Patent for the invention of positioning for transsphenoidal pituitary tumor surgery

Localization method: Brow arch midpoint, nasal spine – saddle, nasal spine angle localization method: The length of the line connecting the midpoint of the saddle base (A) and the anterior nasal spine (B) and the angle between the midpoint of the brow arch (C) and the anterior nasal spine are measured on the CT midline sagittal tomography film before surgery, the length is 5-8cm, the average is 6.8cm, the angle is 56°-64°, the average is 60°, and the corresponding film is cut according to the A-B-C angle and length during surgery. The corresponding film can guide the angle and depth of the surgical approach.

Anatomical landmark positioning method: nasal septum and plow bone to determine the midline structure: preoperatively, according to the coronal CT, the nasal septum and plow bone are determined to be centered, and the nasal mucosa is strictly separated along the nasal septum to the plow bone to ensure that the approach does not deviate from the midline. The opening of the pterygoid sinus and the body of the plow bone are the signs of the anterior wall of the pterygoid sinus: the opening of the pterygoid sinus is usually the upper limit of the anterior wall of the pterygoid sinus, and the body of the plow bone is the pneumatized pterygoid sinus. The septum of the pterygoid sinus is an important marker for further correction of the midpoint of the saddle base: the number and position of the septum of the pterygoid sinus vary, and measuring the septal offset distance in advance can suggest the exact position of the midpoint of the saddle base. The morphology of the saddle base provides a sign of the midpoint of the saddle base: the saddle base is usually bowed and elevated in the cavity of the pterygoid sinus, and its highest point is the midpoint of the saddle base. It often has a bony protrusion of the pterygoid sinus septum attached to it, which is a further guide for localization. Bone destruction in the saddle area provides localization markers: preoperative CT and X-ray films of the damaged skull base in the saddle area are carefully studied to measure the relationship between the broken area and the saddle base clearly, and the location of the corresponding saddle base can be found when the broken area is exposed intraoperatively.
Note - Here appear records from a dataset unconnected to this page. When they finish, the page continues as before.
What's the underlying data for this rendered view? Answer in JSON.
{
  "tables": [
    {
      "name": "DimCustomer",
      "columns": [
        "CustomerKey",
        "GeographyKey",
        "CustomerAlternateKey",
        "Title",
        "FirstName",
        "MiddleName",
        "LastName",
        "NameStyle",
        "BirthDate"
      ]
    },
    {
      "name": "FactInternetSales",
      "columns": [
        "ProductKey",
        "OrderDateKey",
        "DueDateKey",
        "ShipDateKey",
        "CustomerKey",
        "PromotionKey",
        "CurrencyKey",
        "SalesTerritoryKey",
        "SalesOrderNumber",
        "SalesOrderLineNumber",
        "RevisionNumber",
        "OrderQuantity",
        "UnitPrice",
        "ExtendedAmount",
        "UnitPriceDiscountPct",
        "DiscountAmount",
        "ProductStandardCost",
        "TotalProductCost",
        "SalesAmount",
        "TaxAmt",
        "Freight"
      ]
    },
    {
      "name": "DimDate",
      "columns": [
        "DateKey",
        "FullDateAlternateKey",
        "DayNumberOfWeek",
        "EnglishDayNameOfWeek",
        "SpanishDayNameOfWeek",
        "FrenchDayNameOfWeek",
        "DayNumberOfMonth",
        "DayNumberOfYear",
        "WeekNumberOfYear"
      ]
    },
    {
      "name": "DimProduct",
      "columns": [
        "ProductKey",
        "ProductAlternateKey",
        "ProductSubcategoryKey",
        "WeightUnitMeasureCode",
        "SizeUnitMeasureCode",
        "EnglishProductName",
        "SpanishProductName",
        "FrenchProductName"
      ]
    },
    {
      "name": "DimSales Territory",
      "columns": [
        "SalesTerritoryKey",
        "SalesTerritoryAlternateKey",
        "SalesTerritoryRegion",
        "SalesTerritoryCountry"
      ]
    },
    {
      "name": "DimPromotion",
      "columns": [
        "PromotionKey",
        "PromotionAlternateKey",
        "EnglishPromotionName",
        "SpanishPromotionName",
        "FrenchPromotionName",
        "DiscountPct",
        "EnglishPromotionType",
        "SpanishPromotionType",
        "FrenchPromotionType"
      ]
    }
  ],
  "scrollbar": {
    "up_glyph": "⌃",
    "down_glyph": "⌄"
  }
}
The sublabial-nasal septum-paranasal sinus approach is the most common type of transsphenoidal approach for saddle area tumor resection. Since 1907, Cushing has used this approach with poor results, high mortality, poor illumination instruments and lack of antibiotics, and inadequate exposure of the suprasellar septum tumor. Therefore, the development was stalled for a while. Later on, with the application of TV X-ray fluoroscope and microscope, some of the problems of delicate operation were solved and the operation was given a new life. However, so far X-ray lateral films and TV X-ray machine are still the necessary methods to locate the approach, and we have made some attempts to see whether it can be directly located. According to Guiot et al.’s grading of tumor damage to the saddle base, we strictly selected 122 cases with indications of grade 1-4 and O, A, E tumors and performed microscopic resection through sublabial-septum-pterygoid sinus approach, and adopted our own generalized non-X-ray integrated positioning method, which made the operation time significantly shorter than that of X-ray positioning method. The method of applying the A-B-C angle to measure the position and depth of the saddle base, because the length of the A-B and B-C lines are 6-8 cm, the actual measurement of the angle between the two lines is more accurate, but the obstruction of the sterile sheet and Cushing’s retractor during the operation hinders the actual measurement, and the B-C line needs to be estimated, which has a certain error. The combination of anatomical landmark localization method, including a series of landmarks on the way to the surgical approach (nasal septum positioning midline structure, pterygoid sinus opening and plough bone body suggesting the position of anterior wall of pterygoid sinus, the morphology of the saddle base and the degree of destruction and the position of the septum of pterygoid sinus can determine the position of the saddle base), then can achieve the purpose of accurate determination of the saddle base position. To summarize the experience of this method, we are required to make full use of the imaging data, carefully analyze all the information that may be related to the localization, and use it during the operation to obtain good results. Also avoid selecting cases with poor pneumatization of the pterygoid sinus and oversized pterygoid sinus. The method has been clinically validated and has some value for use.